The film is boiling over with conflict: the studio didn’t want to release Psycho, the Production Code wanted to censor the famous shower scene and a single shot of a toilet, Hitch had the flu, he was paranoid that the public would learn the big secret (that the star is killed off a third of the way through the picture), if the film didn’t make money, he would lose his house, the Hollywood press thought Hitch’s days as a top draw were over … on and on and on. Making a movie, it seems, is the art of maneuvering from one problem to another. I love movies about moviemaking and this one is especially fun because Psycho is so well known, and we can see bits of its creation here in between the scenery of the film that frames it.

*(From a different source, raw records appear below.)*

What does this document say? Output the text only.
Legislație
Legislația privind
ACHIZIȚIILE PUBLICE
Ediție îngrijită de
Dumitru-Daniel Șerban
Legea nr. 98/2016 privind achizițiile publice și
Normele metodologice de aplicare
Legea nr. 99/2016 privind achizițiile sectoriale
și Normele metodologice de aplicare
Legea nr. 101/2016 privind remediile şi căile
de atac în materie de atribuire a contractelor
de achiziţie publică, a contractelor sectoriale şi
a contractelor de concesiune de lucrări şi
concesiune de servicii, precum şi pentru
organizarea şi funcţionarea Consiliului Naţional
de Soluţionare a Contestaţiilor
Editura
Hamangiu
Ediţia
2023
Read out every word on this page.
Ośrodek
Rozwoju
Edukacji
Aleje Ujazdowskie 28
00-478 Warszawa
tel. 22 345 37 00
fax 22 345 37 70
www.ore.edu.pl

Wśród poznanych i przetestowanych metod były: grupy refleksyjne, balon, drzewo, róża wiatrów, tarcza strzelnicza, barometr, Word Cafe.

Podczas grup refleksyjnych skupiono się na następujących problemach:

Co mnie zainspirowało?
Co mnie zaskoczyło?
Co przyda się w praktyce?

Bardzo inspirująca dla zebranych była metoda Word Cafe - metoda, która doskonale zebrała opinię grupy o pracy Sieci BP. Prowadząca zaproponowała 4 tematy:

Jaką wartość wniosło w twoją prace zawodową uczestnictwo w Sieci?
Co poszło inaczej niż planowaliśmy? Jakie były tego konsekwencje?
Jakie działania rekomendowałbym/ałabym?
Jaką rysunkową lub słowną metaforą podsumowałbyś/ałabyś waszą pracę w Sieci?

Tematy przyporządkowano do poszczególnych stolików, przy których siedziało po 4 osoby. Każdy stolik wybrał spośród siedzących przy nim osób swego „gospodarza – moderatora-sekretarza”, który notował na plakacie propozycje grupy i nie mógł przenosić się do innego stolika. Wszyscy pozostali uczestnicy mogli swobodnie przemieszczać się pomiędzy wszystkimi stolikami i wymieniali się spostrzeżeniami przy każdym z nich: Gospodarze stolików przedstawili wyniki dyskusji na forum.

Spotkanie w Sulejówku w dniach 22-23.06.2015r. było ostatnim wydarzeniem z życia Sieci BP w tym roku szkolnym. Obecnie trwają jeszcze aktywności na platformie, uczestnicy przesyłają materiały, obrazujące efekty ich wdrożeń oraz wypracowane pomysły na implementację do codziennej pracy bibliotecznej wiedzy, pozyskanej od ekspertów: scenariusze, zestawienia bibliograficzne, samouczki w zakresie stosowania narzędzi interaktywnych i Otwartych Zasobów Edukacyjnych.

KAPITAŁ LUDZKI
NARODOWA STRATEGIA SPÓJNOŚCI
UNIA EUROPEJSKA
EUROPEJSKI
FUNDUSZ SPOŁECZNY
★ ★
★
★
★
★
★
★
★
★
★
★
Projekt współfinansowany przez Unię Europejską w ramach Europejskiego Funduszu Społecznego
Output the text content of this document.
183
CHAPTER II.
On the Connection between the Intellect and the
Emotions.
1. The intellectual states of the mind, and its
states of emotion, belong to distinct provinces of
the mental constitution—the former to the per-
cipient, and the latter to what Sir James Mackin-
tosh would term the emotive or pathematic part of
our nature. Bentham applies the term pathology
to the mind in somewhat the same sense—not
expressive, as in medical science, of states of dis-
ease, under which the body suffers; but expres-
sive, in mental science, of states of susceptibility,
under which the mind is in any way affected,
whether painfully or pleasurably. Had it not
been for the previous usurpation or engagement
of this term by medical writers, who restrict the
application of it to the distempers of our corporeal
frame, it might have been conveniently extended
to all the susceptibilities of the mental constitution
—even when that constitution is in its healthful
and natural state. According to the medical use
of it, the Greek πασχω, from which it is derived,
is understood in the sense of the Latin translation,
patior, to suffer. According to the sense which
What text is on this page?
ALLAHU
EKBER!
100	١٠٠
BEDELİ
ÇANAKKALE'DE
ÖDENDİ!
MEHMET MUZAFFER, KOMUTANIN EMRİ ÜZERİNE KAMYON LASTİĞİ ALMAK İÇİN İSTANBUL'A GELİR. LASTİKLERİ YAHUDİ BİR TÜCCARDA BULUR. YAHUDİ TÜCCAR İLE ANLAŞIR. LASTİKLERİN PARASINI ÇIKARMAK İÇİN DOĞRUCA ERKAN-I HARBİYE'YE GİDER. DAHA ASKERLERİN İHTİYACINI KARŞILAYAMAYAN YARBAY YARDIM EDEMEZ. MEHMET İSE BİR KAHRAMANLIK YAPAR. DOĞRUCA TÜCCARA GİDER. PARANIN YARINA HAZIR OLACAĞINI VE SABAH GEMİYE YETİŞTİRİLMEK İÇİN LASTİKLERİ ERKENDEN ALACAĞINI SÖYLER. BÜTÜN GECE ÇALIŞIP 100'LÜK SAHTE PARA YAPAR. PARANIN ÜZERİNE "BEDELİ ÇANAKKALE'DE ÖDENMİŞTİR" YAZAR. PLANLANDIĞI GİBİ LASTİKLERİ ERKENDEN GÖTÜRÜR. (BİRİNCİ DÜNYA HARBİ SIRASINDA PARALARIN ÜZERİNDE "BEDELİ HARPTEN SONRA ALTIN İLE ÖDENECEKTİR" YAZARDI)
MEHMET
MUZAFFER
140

I would have liked to see more behind-the-scenes moviemaking, including more of the filming of the “shower scene” and more of Anthony Perkins (James D’Arcy) playing troubled momma’s boy Norman Bates. We do get to see lots of Janet Leigh (Scarlett Johansson), and she’s a terribly good sport even when she has every right not to be, like when Hitch thrashes a butcher knife at her during filming. At one point she gives Hitch a ride home in her Volkswagen and there’s an image for you: a round little man in a round little car. I also loved Toni Collette as Hitch’s lovable assistant, to whom he says one of his great film wisdoms: “Style is just self-plagiarism, my dear.”

Hitchcock is the story of Psycho, but it’s also the story of Alfred and Alma (Helen Mirren), his doting wife. She felt alienated by Hitch during the making of Psycho so she busies herself with other ventures, including a horny author (Danny Huston) who has his eyes on her and every other woman in Hollywood. As great as Mirren is, I found these scenes dull and distracting. They reveal how troubled the Hitchcock marriage was — and how integral Alma was to each of the movies — but they only serve to divert the plot away from Psycho and into some bland character study that is far less interesting. I imagine the real Hitchcock admiring the moviemaking parts, yet growing tired of all the romantic bits on the beach. “Not enough murder,” he might say.

Anthony Hopkins does a commendable job as Alfred Hitchcock. It’s not perfect; occasionally his lips look cold and dead, like the heavy makeup effects on Hopkins’ face had been applied past their sell-by date. Toby Jones, who played Hitch in HBO’s The Girl, looked slightly more convincing, though that movie ignored Hitchcock’s unquestionable impact on the cinema and instead framed him as some kind of pervy uncle who groped at starlets and gave everyone the heebie jeebies. Hopkins, and screenwriter John McLaughlin, don’t ignore Hitch’s various obsessions, but they also don’t ignore his greatness, which makes Hitchcock’s version of the director a more three-dimensional character.

Watching the film, I felt like I was viewing an accurate dissection of the director. It seemed to appreciate Hitch’s craft, his dour personality, his whimsically dark sense of humor and his passion for moviemaking. There’s a terrific scene toward the end with Hitch at the premiere listening through the theater doors for the incoming shower scene. As Norman’s “mother” slashes at Janet Leigh, and Bernard Herrmann’s strings strangulate the audience, Hitch waves his arms madly like a symphony conductor ordering his musicians to impale themselves on their own instruments. The scene has a touch of madness in it, but it’s a wonderfully insightful image into Hitch’s mindset.

I enjoyed this movie, but not more than any of Alfred Hitchcock’s films. If anything, it made me want to have a movie marathon to re-visit his greatness. After all, we are in the Hitchcock Renaissance.